Double Fine Productions and Compulsion Games will return to independent ownership under their founders, according to Sharma’s memo. Tim Schafer will take Double Fine back outside Microsoft, while Guillaume Provost will do the same with Compulsion Games, The Verge reported.

Ninja Theory, known for Hellblade, and Undead Labs, the studio behind State of Decay, are also set to leave Microsoft under new ownership, according to the memo. Sharma said agreements are in place to support continued work on Senua and State of Decay 3.

Sharma told employees the restructuring cannot be completed in one day and acknowledged the effect on staff who helped build Xbox.
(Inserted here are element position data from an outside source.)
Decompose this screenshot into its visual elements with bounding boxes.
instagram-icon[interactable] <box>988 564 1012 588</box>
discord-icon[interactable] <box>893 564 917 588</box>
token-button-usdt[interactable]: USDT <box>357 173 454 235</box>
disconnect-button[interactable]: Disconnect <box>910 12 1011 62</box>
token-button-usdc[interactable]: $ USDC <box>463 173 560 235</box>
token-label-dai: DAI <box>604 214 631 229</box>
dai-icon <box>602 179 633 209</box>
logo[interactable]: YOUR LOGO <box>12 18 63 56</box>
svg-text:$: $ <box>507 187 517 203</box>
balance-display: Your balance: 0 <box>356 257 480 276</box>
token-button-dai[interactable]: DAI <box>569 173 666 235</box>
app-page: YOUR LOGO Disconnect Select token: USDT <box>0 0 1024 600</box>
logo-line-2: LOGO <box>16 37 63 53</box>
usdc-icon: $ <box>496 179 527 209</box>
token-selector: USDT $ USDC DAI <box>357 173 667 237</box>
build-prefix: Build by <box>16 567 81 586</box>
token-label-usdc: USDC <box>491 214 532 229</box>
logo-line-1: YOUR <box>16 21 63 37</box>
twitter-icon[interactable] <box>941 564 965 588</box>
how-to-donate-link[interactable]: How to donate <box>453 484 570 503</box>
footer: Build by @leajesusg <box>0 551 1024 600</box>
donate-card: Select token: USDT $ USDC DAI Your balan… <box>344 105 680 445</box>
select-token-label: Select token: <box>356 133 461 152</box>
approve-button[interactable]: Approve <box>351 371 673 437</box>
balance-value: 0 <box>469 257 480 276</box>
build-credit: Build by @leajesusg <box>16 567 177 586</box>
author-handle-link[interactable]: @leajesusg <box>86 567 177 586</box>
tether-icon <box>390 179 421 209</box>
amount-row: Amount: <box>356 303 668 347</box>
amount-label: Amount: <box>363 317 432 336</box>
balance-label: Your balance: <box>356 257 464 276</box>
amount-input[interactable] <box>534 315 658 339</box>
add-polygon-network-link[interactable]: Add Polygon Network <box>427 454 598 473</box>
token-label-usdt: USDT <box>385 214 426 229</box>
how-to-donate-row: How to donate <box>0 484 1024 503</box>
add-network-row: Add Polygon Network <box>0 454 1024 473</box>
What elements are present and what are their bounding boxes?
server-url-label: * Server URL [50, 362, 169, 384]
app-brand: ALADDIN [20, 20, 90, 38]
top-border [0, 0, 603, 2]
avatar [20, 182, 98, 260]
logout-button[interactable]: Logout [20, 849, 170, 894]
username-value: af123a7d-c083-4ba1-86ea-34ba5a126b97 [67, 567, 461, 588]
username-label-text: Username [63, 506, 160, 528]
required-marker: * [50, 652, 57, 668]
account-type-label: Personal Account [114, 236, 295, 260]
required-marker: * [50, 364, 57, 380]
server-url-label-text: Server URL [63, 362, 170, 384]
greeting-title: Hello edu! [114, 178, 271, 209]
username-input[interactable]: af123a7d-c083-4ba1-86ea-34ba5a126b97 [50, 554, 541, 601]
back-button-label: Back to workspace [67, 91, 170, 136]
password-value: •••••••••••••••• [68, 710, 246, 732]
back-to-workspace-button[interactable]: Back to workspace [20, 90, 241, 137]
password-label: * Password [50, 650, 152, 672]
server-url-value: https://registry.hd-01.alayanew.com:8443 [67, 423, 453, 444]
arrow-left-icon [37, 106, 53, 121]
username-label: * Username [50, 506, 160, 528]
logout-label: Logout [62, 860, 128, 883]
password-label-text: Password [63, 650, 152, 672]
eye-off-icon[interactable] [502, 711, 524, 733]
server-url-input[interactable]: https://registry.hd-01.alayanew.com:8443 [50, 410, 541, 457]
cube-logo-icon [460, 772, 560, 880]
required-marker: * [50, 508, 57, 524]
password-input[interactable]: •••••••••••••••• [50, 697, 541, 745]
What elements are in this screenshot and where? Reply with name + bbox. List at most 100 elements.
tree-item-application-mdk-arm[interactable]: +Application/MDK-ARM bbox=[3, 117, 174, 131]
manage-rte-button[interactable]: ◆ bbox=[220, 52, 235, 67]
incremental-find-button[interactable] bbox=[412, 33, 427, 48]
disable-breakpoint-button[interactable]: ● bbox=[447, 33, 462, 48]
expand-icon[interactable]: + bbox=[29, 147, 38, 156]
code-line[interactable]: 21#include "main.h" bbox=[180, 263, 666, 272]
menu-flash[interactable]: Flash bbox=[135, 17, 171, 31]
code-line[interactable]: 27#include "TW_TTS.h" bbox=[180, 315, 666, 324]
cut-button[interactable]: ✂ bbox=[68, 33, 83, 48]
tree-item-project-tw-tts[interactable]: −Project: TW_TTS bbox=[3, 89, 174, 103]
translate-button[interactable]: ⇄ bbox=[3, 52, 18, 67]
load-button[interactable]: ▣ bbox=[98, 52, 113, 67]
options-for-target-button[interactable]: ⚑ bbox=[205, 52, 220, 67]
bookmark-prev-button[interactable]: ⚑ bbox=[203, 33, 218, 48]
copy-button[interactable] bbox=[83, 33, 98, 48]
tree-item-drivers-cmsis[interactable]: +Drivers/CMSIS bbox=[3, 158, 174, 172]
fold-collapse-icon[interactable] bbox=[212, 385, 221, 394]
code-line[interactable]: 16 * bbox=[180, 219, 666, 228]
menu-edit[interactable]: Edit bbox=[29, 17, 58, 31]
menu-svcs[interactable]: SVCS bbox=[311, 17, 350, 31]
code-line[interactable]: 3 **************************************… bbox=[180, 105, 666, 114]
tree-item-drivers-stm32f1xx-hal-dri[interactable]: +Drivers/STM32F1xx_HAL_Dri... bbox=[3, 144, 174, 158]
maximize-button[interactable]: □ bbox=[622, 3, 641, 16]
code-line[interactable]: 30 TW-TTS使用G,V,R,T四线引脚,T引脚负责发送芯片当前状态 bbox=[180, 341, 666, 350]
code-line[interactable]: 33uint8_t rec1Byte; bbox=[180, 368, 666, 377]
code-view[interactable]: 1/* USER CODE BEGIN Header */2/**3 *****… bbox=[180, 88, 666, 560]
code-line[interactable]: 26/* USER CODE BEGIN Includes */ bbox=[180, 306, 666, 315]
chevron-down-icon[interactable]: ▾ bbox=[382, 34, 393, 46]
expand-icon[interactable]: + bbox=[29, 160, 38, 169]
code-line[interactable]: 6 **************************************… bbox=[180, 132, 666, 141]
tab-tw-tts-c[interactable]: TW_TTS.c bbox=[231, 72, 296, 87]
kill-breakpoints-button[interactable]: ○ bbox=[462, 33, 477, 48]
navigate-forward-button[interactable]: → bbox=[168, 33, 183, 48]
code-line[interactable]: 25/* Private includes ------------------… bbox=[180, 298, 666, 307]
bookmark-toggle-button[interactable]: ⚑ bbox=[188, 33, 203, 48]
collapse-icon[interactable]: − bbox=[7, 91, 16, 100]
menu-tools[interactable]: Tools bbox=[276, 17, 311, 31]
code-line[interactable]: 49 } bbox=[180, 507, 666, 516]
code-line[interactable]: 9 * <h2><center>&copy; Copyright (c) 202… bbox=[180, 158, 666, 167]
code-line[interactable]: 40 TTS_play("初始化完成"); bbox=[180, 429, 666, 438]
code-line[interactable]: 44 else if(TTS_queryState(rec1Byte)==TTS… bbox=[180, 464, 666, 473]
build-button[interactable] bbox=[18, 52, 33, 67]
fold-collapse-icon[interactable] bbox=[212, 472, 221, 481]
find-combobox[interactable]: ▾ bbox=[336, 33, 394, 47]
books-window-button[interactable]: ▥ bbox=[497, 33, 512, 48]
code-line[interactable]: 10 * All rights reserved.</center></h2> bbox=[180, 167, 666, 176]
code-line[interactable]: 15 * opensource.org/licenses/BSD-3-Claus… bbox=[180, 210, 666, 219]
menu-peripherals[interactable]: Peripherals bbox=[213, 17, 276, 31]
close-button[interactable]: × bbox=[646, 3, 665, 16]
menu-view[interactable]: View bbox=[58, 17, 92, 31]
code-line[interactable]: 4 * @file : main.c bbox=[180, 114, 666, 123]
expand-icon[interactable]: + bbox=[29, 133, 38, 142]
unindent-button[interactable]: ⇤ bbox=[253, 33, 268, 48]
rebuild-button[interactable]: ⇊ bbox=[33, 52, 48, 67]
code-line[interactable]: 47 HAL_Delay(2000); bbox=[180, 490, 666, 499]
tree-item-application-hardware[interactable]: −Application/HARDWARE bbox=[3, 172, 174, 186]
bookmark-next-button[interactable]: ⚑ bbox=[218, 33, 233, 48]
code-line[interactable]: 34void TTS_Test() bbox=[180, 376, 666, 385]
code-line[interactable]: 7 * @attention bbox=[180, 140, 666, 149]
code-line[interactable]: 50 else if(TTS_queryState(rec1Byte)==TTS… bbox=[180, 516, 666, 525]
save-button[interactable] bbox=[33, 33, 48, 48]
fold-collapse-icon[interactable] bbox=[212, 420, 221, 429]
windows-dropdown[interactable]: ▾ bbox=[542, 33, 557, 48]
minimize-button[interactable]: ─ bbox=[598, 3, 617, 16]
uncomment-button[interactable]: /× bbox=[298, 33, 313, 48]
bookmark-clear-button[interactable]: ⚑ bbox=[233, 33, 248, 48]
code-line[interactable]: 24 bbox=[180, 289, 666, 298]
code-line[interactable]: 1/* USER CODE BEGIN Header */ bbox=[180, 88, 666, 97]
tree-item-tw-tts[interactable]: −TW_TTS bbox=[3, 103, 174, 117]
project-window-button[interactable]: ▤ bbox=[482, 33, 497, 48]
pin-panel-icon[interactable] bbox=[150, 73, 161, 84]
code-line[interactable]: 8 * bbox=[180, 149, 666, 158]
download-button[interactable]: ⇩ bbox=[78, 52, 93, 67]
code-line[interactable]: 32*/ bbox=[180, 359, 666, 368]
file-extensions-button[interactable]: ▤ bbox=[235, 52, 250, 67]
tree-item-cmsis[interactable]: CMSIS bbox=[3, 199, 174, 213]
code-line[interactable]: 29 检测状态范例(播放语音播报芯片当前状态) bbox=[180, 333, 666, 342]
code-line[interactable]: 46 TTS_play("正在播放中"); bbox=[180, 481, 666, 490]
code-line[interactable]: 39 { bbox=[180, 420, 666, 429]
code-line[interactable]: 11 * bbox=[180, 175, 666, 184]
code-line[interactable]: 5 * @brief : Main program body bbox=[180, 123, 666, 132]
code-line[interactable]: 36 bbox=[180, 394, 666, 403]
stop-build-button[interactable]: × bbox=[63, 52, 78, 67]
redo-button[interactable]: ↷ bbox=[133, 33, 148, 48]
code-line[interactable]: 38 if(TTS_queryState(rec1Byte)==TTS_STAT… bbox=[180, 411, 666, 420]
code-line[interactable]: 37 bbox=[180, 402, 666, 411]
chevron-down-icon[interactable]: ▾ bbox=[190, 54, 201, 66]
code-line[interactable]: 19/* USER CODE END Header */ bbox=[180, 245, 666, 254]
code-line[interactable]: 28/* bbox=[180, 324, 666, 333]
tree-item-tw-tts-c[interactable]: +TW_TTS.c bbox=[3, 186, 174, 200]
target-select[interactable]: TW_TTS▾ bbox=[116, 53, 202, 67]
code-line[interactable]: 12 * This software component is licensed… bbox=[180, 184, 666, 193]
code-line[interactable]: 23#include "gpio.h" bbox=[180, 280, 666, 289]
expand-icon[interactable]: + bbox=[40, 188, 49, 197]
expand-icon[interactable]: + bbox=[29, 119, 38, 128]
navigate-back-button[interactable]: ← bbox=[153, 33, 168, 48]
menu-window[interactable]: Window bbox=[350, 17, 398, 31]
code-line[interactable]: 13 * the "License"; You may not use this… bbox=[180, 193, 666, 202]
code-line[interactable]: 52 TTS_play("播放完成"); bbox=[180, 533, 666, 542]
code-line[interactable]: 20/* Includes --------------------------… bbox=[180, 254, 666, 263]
She said the decisions do not reflect the ability or commitment of affected employees, according to the memo reported by The Verge.

Arkane faces a separate review

Microsoft is also considering options for another Xbox studio, The Verge reported. Arkane Studios, which is working on Blade under Xbox management, has seen the project delayed and running over budget, according to The Verge.

Sharma said Arkane’s management in France is starting required talks with its Works Council to review possible strategic options. The Verge reported that those discussions may take months, leaving the future of Arkane and Blade unresolved.

Broader changes across Xbox

The cuts will reach other parts of Microsoft’s gaming business, including Activision, Bethesda/ZeniMax, Blizzard, King, Mojang and Xbox Game Studios, according to Sharma. The Verge reported that Bethesda studios are expected to see larger reductions.

Sharma said no publicly announced first-party games or projects are being canceled as part of the reductions. Mojang, maker of Minecraft, and King, developer of Candy Crush, will now report directly to Sharma, according to the memo.

In the memo, Sharma said Xbox’s business is operating at margins far below comparable platform and publishing companies. She also said Game Pass, multi-platform releases and a broader content portfolio created value but did not grow as quickly as Microsoft expected.

Sharma wrote that Xbox had learned it was not the right owner for every type of studio and said that, in a typical year, Microsoft lost 64 cents for every dollar it invested in that part of the business. She said Xbox will still support independent creators through development tools and access to audiences.

The memo also outlined management changes. Sharma said Xbox will reduce layers of management, cut vendor spending and create a chief operating officer role with profit-and-loss responsibility across content, hardware, platform and services. Helen Chiang has been promoted to that position and will report to Sharma, while Dave McCarthy is retiring after 17 years with Xbox, according to the memo.

This story draws on original reporting from The Verge.